Spectrum and cross-spectrum analyses of R-R interval (RRI), pulse transit time (PTT), pulse interval (PI), and respiration (Resp) measured from simultaneous recordings of ECG, finger-tip photoplethysmography (PPG), and nose-tip thermistor respiration in a female patient (91 year) with an implanted cardiac pacemaker with a fixed pacing rate (70 bpm). All signals were recorded at 1000 Hz. PTT was measured as time from ECG R wave to PPG presystolic foot point of each beat and PI as the interval between the foot points of consecutive beats. In panels i–l, shadowed area, solid line, and dashed line represent coherence, transfer magnitude, and phase, respectively. PSD, power spectral density

Conclusions

The authors suggest that it is more appropriate to recognize PRV as a biomarker different from HRV. Although HRV is a major source of PRV, PRV is generated and modulated by many other sources and factors, which could contain useful biomedical information that is neither error nor noise.
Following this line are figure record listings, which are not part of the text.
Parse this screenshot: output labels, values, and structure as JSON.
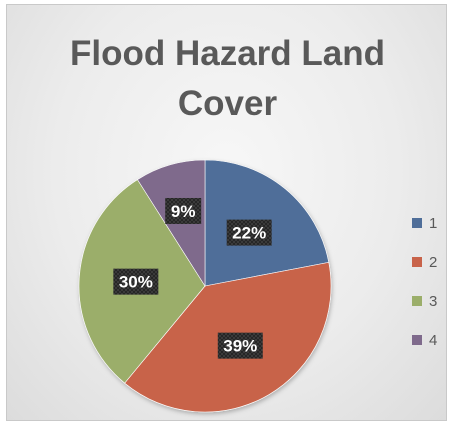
{
  "chart_data": {
    "type": "pie",
    "title": "Flood Hazard Land Cover",
    "categories": [
      "1",
      "2",
      "3",
      "4"
    ],
    "values": [
      22,
      39,
      30,
      9
    ],
    "labels": [
      "22%",
      "39%",
      "30%",
      "9%"
    ],
    "colors": [
      "#4F6E99",
      "#C8634A",
      "#9BAE6A",
      "#7F6A8C"
    ],
    "start_angle_deg": 0,
    "direction": "clockwise",
    "legend_position": "right",
    "grid": false
  }
}
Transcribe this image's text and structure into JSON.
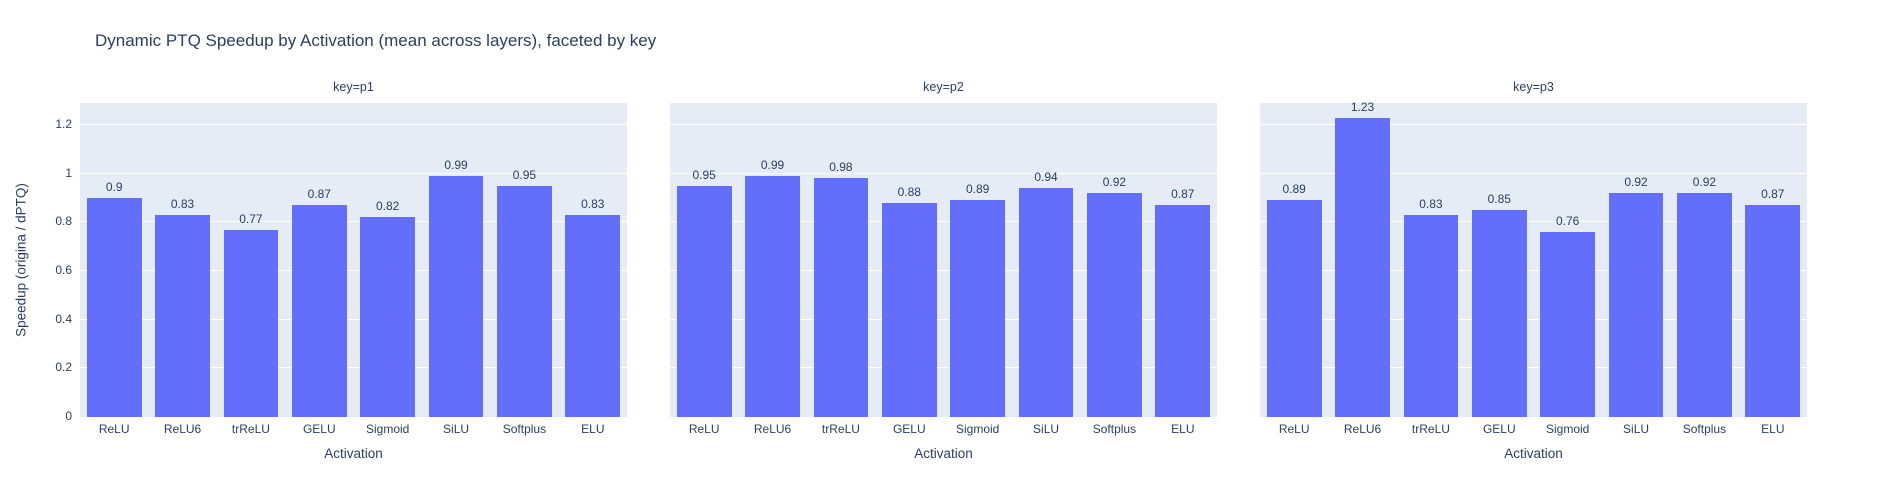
{
  "title": "Dynamic PTQ Speedup by Activation (mean across layers), faceted by key",
  "colors": {
    "bar": "#636efa",
    "plot_bg": "#e5ecf6",
    "grid": "#ffffff",
    "text": "#2a3f5f",
    "paper_bg": "#ffffff"
  },
  "chart_data": {
    "type": "bar",
    "title": "Dynamic PTQ Speedup by Activation (mean across layers), faceted by key",
    "categories": [
      "ReLU",
      "ReLU6",
      "trReLU",
      "GELU",
      "Sigmoid",
      "SiLU",
      "Softplus",
      "ELU"
    ],
    "xlabel": "Activation",
    "ylabel": "Speedup (origina / dPTQ)",
    "ylim": [
      0,
      1.29
    ],
    "yticks": [
      0,
      0.2,
      0.4,
      0.6,
      0.8,
      1,
      1.2
    ],
    "ytick_labels": [
      "0",
      "0.2",
      "0.4",
      "0.6",
      "0.8",
      "1",
      "1.2"
    ],
    "grid": true,
    "legend": false,
    "bar_labels_shown": true,
    "facets": [
      {
        "label": "key=p1",
        "values": [
          0.9,
          0.83,
          0.77,
          0.87,
          0.82,
          0.99,
          0.95,
          0.83
        ]
      },
      {
        "label": "key=p2",
        "values": [
          0.95,
          0.99,
          0.98,
          0.88,
          0.89,
          0.94,
          0.92,
          0.87
        ]
      },
      {
        "label": "key=p3",
        "values": [
          0.89,
          1.23,
          0.83,
          0.85,
          0.76,
          0.92,
          0.92,
          0.87
        ]
      }
    ]
  }
}
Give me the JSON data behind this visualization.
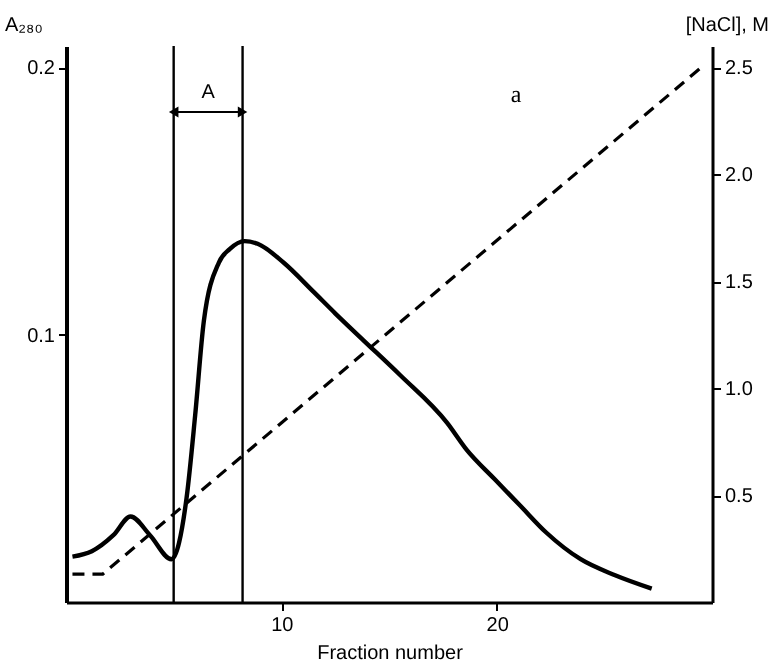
{
  "chart_data": {
    "type": "line",
    "xlabel": "Fraction number",
    "ylabel": "A₂₈₀",
    "y2label": "[NaCl], M",
    "annotations": [
      "a",
      "A"
    ],
    "xlim": [
      0,
      30
    ],
    "xticks": [
      10,
      20
    ],
    "ylim": [
      0,
      0.208
    ],
    "yticks": [
      0.1,
      0.2
    ],
    "y2lim": [
      0,
      2.6
    ],
    "y2ticks": [
      0.5,
      {
        "value": 1,
        "label": "1.0"
      },
      1.5,
      {
        "value": 2,
        "label": "2.0"
      },
      2.5
    ],
    "series": [
      {
        "color": "#000000",
        "line_style": "solid",
        "x": [
          0.3,
          1.2,
          2.2,
          3.0,
          3.9,
          4.9,
          5.6,
          6.0,
          6.4,
          7.1,
          7.6,
          8.3,
          8.9,
          10.1,
          11.5,
          12.5,
          13.8,
          15.5,
          17.7,
          18.6,
          19.9,
          21.1,
          22.3,
          23.9,
          25.5,
          27.2
        ],
        "values": [
          0.017,
          0.019,
          0.025,
          0.032,
          0.025,
          0.016,
          0.039,
          0.07,
          0.105,
          0.127,
          0.132,
          0.135,
          0.134,
          0.127,
          0.116,
          0.108,
          0.098,
          0.085,
          0.067,
          0.057,
          0.046,
          0.036,
          0.026,
          0.016,
          0.01,
          0.005
        ]
      },
      {
        "color": "#000000",
        "line_style": "dashed",
        "axis": "y2",
        "x": [
          0.3,
          1.7,
          29.5
        ],
        "values": [
          0.13,
          0.13,
          2.5
        ]
      }
    ],
    "ref_lines": [
      {
        "axis": "x",
        "value": 5
      },
      {
        "axis": "x",
        "value": 8.2
      }
    ],
    "grid": false
  }
}
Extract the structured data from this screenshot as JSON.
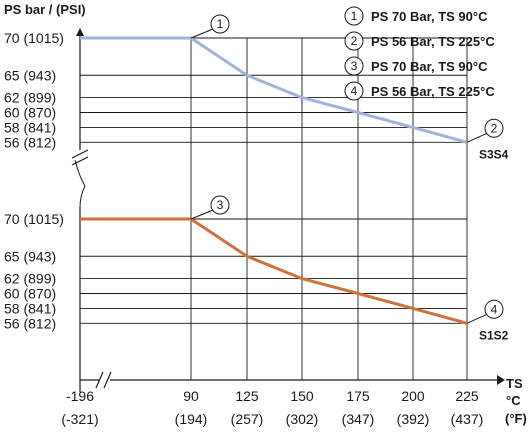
{
  "chart_data": {
    "type": "line",
    "ylabel": "PS bar / (PSI)",
    "xlabel_lines": [
      "TS",
      "°C",
      "(°F)"
    ],
    "x_ticks": [
      {
        "c": "-196",
        "f": "(-321)"
      },
      {
        "c": "90",
        "f": "(194)"
      },
      {
        "c": "125",
        "f": "(257)"
      },
      {
        "c": "150",
        "f": "(302)"
      },
      {
        "c": "175",
        "f": "(347)"
      },
      {
        "c": "200",
        "f": "(392)"
      },
      {
        "c": "225",
        "f": "(437)"
      }
    ],
    "y_ticks": [
      "70 (1015)",
      "65 (943)",
      "62 (899)",
      "60 (870)",
      "58 (841)",
      "56 (812)"
    ],
    "y_tick_values": [
      70,
      65,
      62,
      60,
      58,
      56
    ],
    "panels": [
      {
        "name": "S3S4",
        "color": "#9fb3dc",
        "points": [
          {
            "x": "-196",
            "y": 70
          },
          {
            "x": "90",
            "y": 70
          },
          {
            "x": "125",
            "y": 65
          },
          {
            "x": "150",
            "y": 62
          },
          {
            "x": "175",
            "y": 60
          },
          {
            "x": "200",
            "y": 58
          },
          {
            "x": "225",
            "y": 56
          }
        ],
        "markers": [
          {
            "num": "1",
            "x": "90",
            "y": 70
          },
          {
            "num": "2",
            "x": "225",
            "y": 56
          }
        ]
      },
      {
        "name": "S1S2",
        "color": "#d0703a",
        "points": [
          {
            "x": "-196",
            "y": 70
          },
          {
            "x": "90",
            "y": 70
          },
          {
            "x": "125",
            "y": 65
          },
          {
            "x": "150",
            "y": 62
          },
          {
            "x": "175",
            "y": 60
          },
          {
            "x": "200",
            "y": 58
          },
          {
            "x": "225",
            "y": 56
          }
        ],
        "markers": [
          {
            "num": "3",
            "x": "90",
            "y": 70
          },
          {
            "num": "4",
            "x": "225",
            "y": 56
          }
        ]
      }
    ],
    "legend": [
      {
        "num": "1",
        "text": "PS 70 Bar, TS 90°C"
      },
      {
        "num": "2",
        "text": "PS 56 Bar, TS 225°C"
      },
      {
        "num": "3",
        "text": "PS 70 Bar, TS 90°C"
      },
      {
        "num": "4",
        "text": "PS 56 Bar, TS 225°C"
      }
    ],
    "legend_position": "top-right",
    "grid": true
  }
}
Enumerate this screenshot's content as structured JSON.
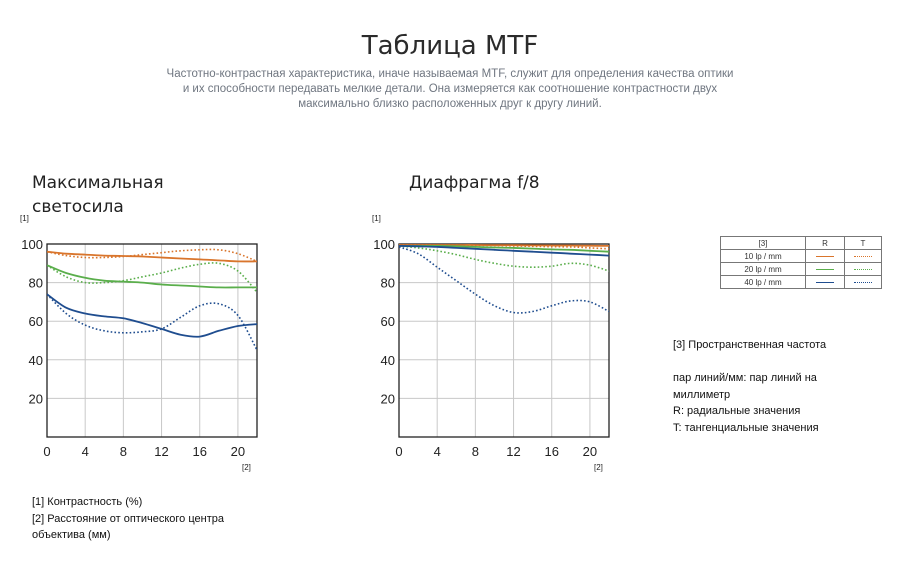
{
  "header": {
    "title": "Таблица MTF",
    "description": "Частотно-контрастная характеристика, иначе называемая MTF, служит для определения качества оптики\nи их способности передавать мелкие детали. Она измеряется как соотношение контрастности двух\nмаксимально близко расположенных друг к другу линий."
  },
  "colors": {
    "10": "#d9752c",
    "20": "#5aae4b",
    "40": "#1f4d8f",
    "grid": "#c8c8c8",
    "axis": "#222222"
  },
  "chart_data": [
    {
      "type": "line",
      "title": "Максимальная светосила",
      "y_axis_marker": "[1]",
      "x_axis_marker": "[2]",
      "xlim": [
        0,
        22
      ],
      "ylim": [
        0,
        100
      ],
      "x_ticks": [
        0,
        4,
        8,
        12,
        16,
        20
      ],
      "y_ticks": [
        20,
        40,
        60,
        80,
        100
      ],
      "grid": true,
      "series": [
        {
          "name": "10 lp / mm",
          "type": "R",
          "x": [
            0,
            2,
            4,
            6,
            8,
            10,
            12,
            14,
            16,
            18,
            20,
            22
          ],
          "values": [
            96,
            95,
            94.5,
            94,
            93.8,
            93.5,
            93,
            92.5,
            92,
            91.5,
            91,
            91
          ]
        },
        {
          "name": "10 lp / mm",
          "type": "T",
          "x": [
            0,
            2,
            4,
            6,
            8,
            10,
            12,
            14,
            16,
            18,
            20,
            22
          ],
          "values": [
            96,
            94,
            93,
            93,
            93.5,
            94.5,
            95.5,
            96.5,
            97,
            97,
            95,
            91
          ]
        },
        {
          "name": "20 lp / mm",
          "type": "R",
          "x": [
            0,
            2,
            4,
            6,
            8,
            10,
            12,
            14,
            16,
            18,
            20,
            22
          ],
          "values": [
            89,
            85,
            82.5,
            81,
            80.5,
            80,
            79,
            78.5,
            78,
            77.5,
            77.5,
            77.5
          ]
        },
        {
          "name": "20 lp / mm",
          "type": "T",
          "x": [
            0,
            2,
            4,
            6,
            8,
            10,
            12,
            14,
            16,
            18,
            20,
            22
          ],
          "values": [
            89,
            83,
            80,
            80,
            81,
            83,
            85,
            87.5,
            89.5,
            90,
            86,
            75
          ]
        },
        {
          "name": "40 lp / mm",
          "type": "R",
          "x": [
            0,
            2,
            4,
            6,
            8,
            10,
            12,
            14,
            16,
            18,
            20,
            22
          ],
          "values": [
            74,
            67,
            64,
            62.5,
            61.5,
            59,
            56,
            53,
            52,
            55,
            57.5,
            58.5
          ]
        },
        {
          "name": "40 lp / mm",
          "type": "T",
          "x": [
            0,
            2,
            4,
            6,
            8,
            10,
            12,
            14,
            16,
            18,
            20,
            22
          ],
          "values": [
            74,
            64,
            58,
            55,
            54,
            54.5,
            56,
            62,
            68,
            69,
            63,
            45
          ]
        }
      ]
    },
    {
      "type": "line",
      "title": "Диафрагма f/8",
      "y_axis_marker": "[1]",
      "x_axis_marker": "[2]",
      "xlim": [
        0,
        22
      ],
      "ylim": [
        0,
        100
      ],
      "x_ticks": [
        0,
        4,
        8,
        12,
        16,
        20
      ],
      "y_ticks": [
        20,
        40,
        60,
        80,
        100
      ],
      "grid": true,
      "series": [
        {
          "name": "10 lp / mm",
          "type": "R",
          "x": [
            0,
            2,
            4,
            6,
            8,
            10,
            12,
            14,
            16,
            18,
            20,
            22
          ],
          "values": [
            99.5,
            99.5,
            99.5,
            99.5,
            99.5,
            99.4,
            99.4,
            99.3,
            99.2,
            99.2,
            99.1,
            99
          ]
        },
        {
          "name": "10 lp / mm",
          "type": "T",
          "x": [
            0,
            2,
            4,
            6,
            8,
            10,
            12,
            14,
            16,
            18,
            20,
            22
          ],
          "values": [
            99.5,
            99.5,
            99.4,
            99.4,
            99.3,
            99.2,
            99,
            98.8,
            98.6,
            98.5,
            98,
            97.5
          ]
        },
        {
          "name": "20 lp / mm",
          "type": "R",
          "x": [
            0,
            2,
            4,
            6,
            8,
            10,
            12,
            14,
            16,
            18,
            20,
            22
          ],
          "values": [
            99,
            99,
            99,
            98.8,
            98.5,
            98.2,
            98,
            97.6,
            97.2,
            97,
            96.5,
            96
          ]
        },
        {
          "name": "20 lp / mm",
          "type": "T",
          "x": [
            0,
            2,
            4,
            6,
            8,
            10,
            12,
            14,
            16,
            18,
            20,
            22
          ],
          "values": [
            99,
            98,
            96.5,
            94.5,
            92,
            90,
            88.5,
            88,
            88.5,
            90,
            89,
            86
          ]
        },
        {
          "name": "40 lp / mm",
          "type": "R",
          "x": [
            0,
            2,
            4,
            6,
            8,
            10,
            12,
            14,
            16,
            18,
            20,
            22
          ],
          "values": [
            99,
            98.8,
            98.5,
            98,
            97.5,
            97,
            96.5,
            96,
            95.5,
            95,
            94.5,
            94
          ]
        },
        {
          "name": "40 lp / mm",
          "type": "T",
          "x": [
            0,
            2,
            4,
            6,
            8,
            10,
            12,
            14,
            16,
            18,
            20,
            22
          ],
          "values": [
            98.5,
            95,
            88,
            81,
            74,
            68,
            64.5,
            65,
            68,
            70.5,
            70,
            65
          ]
        }
      ]
    }
  ],
  "legend": {
    "header": [
      "[3]",
      "R",
      "T"
    ],
    "rows": [
      {
        "key": "10",
        "label": "10 lp / mm"
      },
      {
        "key": "20",
        "label": "20 lp / mm"
      },
      {
        "key": "40",
        "label": "40 lp / mm"
      }
    ]
  },
  "notes": {
    "left": "[1] Контрастность (%)\n[2] Расстояние от оптического центра\nобъектива (мм)",
    "right": "[3] Пространственная частота\n\nпар линий/мм: пар линий на\nмиллиметр\nR: радиальные значения\nT: тангенциальные значения"
  }
}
From this aspect, there seem more valuable approaches than pursuing the accuracy of PRV as a surrogate for HRV. One is to analyze HRV and PRV simultaneously to find physiological and clinical values of their differences in time and frequency domains and nonlinear dynamics, i.e., the noninvasive analyses of dynamic conduction properties of impulse train generated by the heart. The other is to directly investigate the biomedical usefulness of PRV itself, independent of HRV.